Ciao Daniele,
voglio dirti una cosa importante: scrivere quello che hai scritto è già un atto di forza enorme. So che forse non lo senti così, ma trovare il coraggio di raccontare come stai, di dare voce al dolore, significa che dentro di te c’è ancora una parte che vuole capire, che vuole vivere, che non si è arresa. Ed è da lì che si può partire.
Quello che descrivi,sentirti indietro, pensare di non valere, confrontarti con chi sembra “più avanti”,è qualcosa che tante persone vivono, anche se spesso nessuno lo dice. Dopo l’università è normale sentirsi persi: per anni hai avuto una direzione chiara, un ritmo scandito da esami e obiettivi, e poi all’improvviso il silenzio. Ti ritrovi a dover capire da solo cosa fare, mentre gli altri sembrano già avere un piano, un lavoro, una strada. Ma quella sensazione di essere fermo non significa che tu non stia andando da nessuna parte — solo che stai attraversando un momento in cui la vita ti sta chiedendo di fermarti, di guardarti dentro, di capire chi vuoi diventare davvero. Il confronto con gli altri è una trappola in cui tutti, prima o poi, cadiamo. Il problema è che quando guardi le vite degli altri, vedi solo la superficie: i successi, le foto, i sorrisi. Non vedi le paure, i fallimenti, le notti in cui anche loro si sentono persi. Eppure ci sono. Ognuno ha i propri tempi, e il tuo non è sbagliato solo perché è diverso.

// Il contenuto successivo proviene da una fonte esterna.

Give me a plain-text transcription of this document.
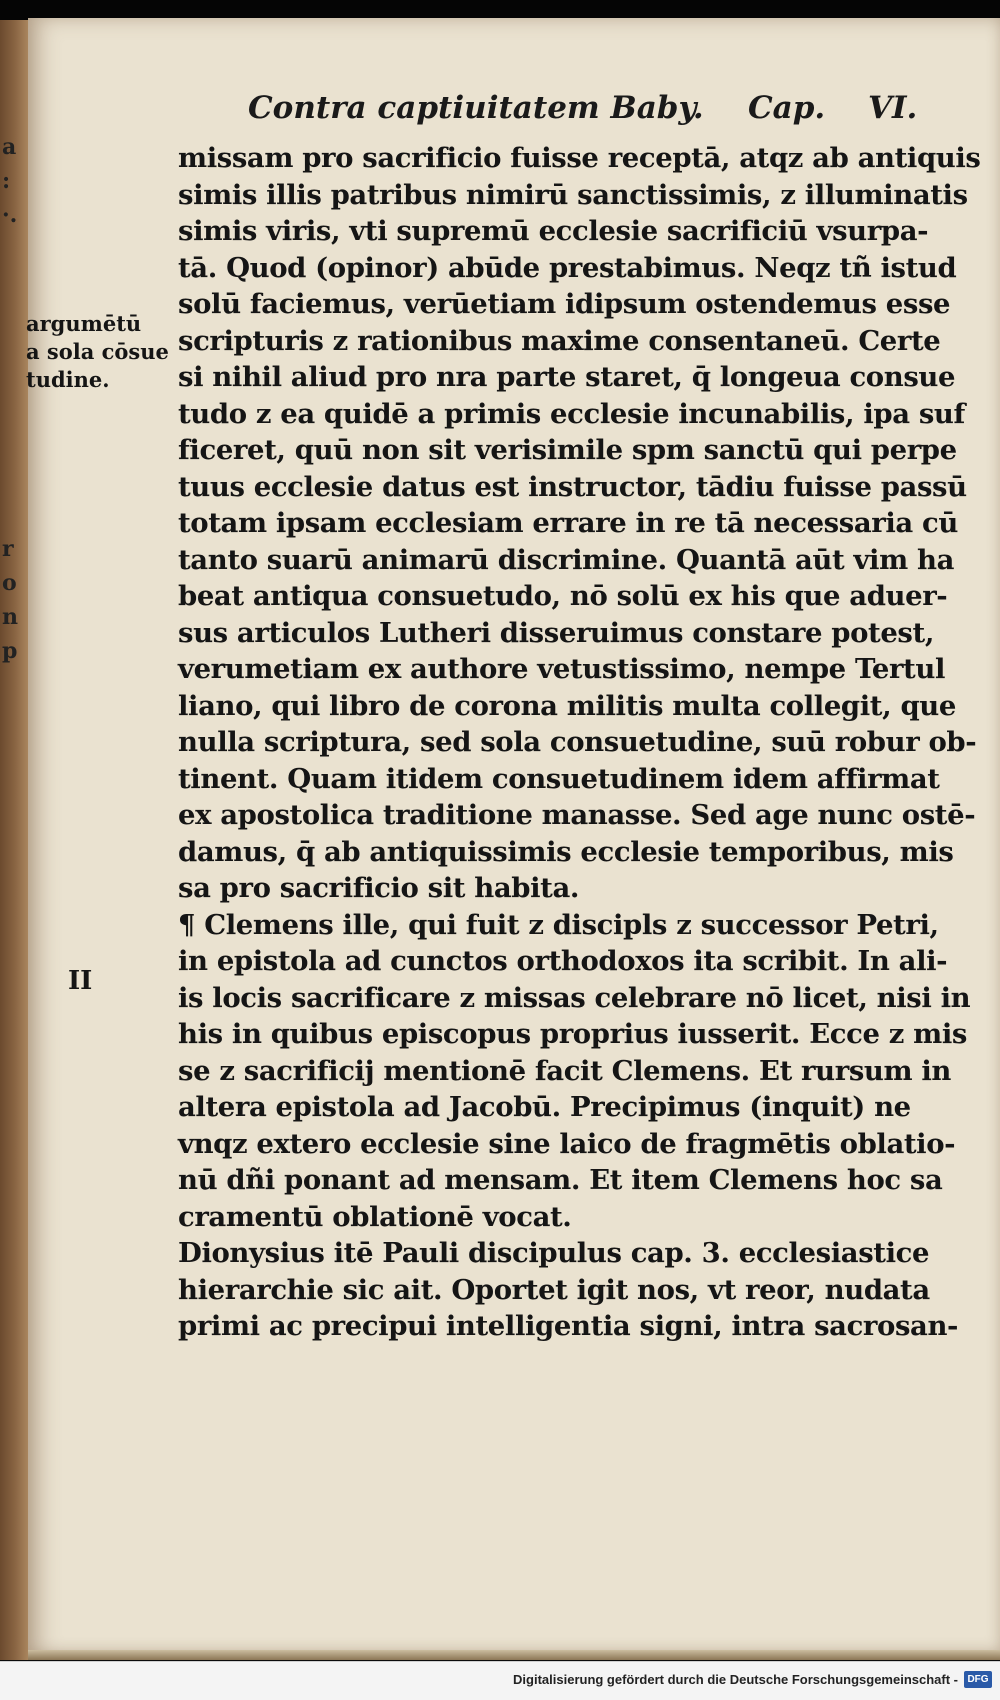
a
:
·.
r
o
n
p
Contra captiuitatem Baby. Cap. VI.
argumētū
a sola cōsue
tudine.
II
missam pro sacrificio fuisse receptā, atqz ab antiquis
simis illis patribus nimirū sanctissimis, z illuminatis
simis viris, vti supremū ecclesie sacrificiū vsurpa-
tā. Quod (opinor) abūde prestabimus. Neqz tñ istud
solū faciemus, verūetiam idipsum ostendemus esse
scripturis z rationibus maxime consentaneū. Certe
si nihil aliud pro nra parte staret, q̄ longeua consue
tudo z ea quidē a primis ecclesie incunabilis, ipa suf
ficeret, quū non sit verisimile spm sanctū qui perpe
tuus ecclesie datus est instructor, tādiu fuisse passū
totam ipsam ecclesiam errare in re tā necessaria cū
tanto suarū animarū discrimine. Quantā aūt vim ha
beat antiqua consuetudo, nō solū ex his que aduer-
sus articulos Lutheri disseruimus constare potest,
verumetiam ex authore vetustissimo, nempe Tertul
liano, qui libro de corona militis multa collegit, que
nulla scriptura, sed sola consuetudine, suū robur ob-
tinent. Quam itidem consuetudinem idem affirmat
ex apostolica traditione manasse. Sed age nunc ostē-
damus, q̄ ab antiquissimis ecclesie temporibus, mis
sa pro sacrificio sit habita.
¶ Clemens ille, qui fuit z discipls z successor Petri,
in epistola ad cunctos orthodoxos ita scribit. In ali-
is locis sacrificare z missas celebrare nō licet, nisi in
his in quibus episcopus proprius iusserit. Ecce z mis
se z sacrificij mentionē facit Clemens. Et rursum in
altera epistola ad Jacobū. Precipimus (inquit) ne
vnqz extero ecclesie sine laico de fragmētis oblatio-
nū dñi ponant ad mensam. Et item Clemens hoc sa
cramentū oblationē vocat.
Dionysius itē Pauli discipulus cap. 3. ecclesiastice
hierarchie sic ait. Oportet igit nos, vt reor, nudata
primi ac precipui intelligentia signi, intra sacrosan-
Digitalisierung gefördert durch die Deutsche Forschungsgemeinschaft - DFG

Capisco anche quella voce che ti parla male, quella che ti ripete che non ce la farai, che la vita non ha senso. È una voce pesante, stanca, e quando si fa forte può sembrare impossibile zittirla. Ma dentro di te c’è anche un’altra voce, più calma, più silenziosa, che ogni tanto prova a farsi sentire, quella che ti dice “resisti”, “c’è ancora qualcosa di buono”, “puoi farcela”. È lei che ha scritto questo messaggio, anche se forse non te ne sei accorto.
Vorrei che provassi, piano piano, a darle un po’ più di spazio. Non tutto insieme, solo un pochino per volta. Non devi farcela da solo, davvero. Non c’è niente di sbagliato nel chiedere aiuto, anzi: è uno dei gesti più coraggiosi che esistano. Parlare con qualcuno, uno psicologo, o anche solo una persona che sa ascoltare,può alleggerire quel rumore che hai dentro, far respirare un po’ il cuore. Non è un segno di debolezza, è un modo per dirti “mi voglio salvare”, anche se fa male.
Non devi avere tutte le risposte adesso. A volte basta solo restare, respirare, e lasciare che qualcuno ti stia accanto finché la tempesta si calma un po’.
Non sei un fallimento. Sei una persona che sta soffrendo, e che merita di stare meglio. E questa, anche se non sembra, è già una forma di speranza.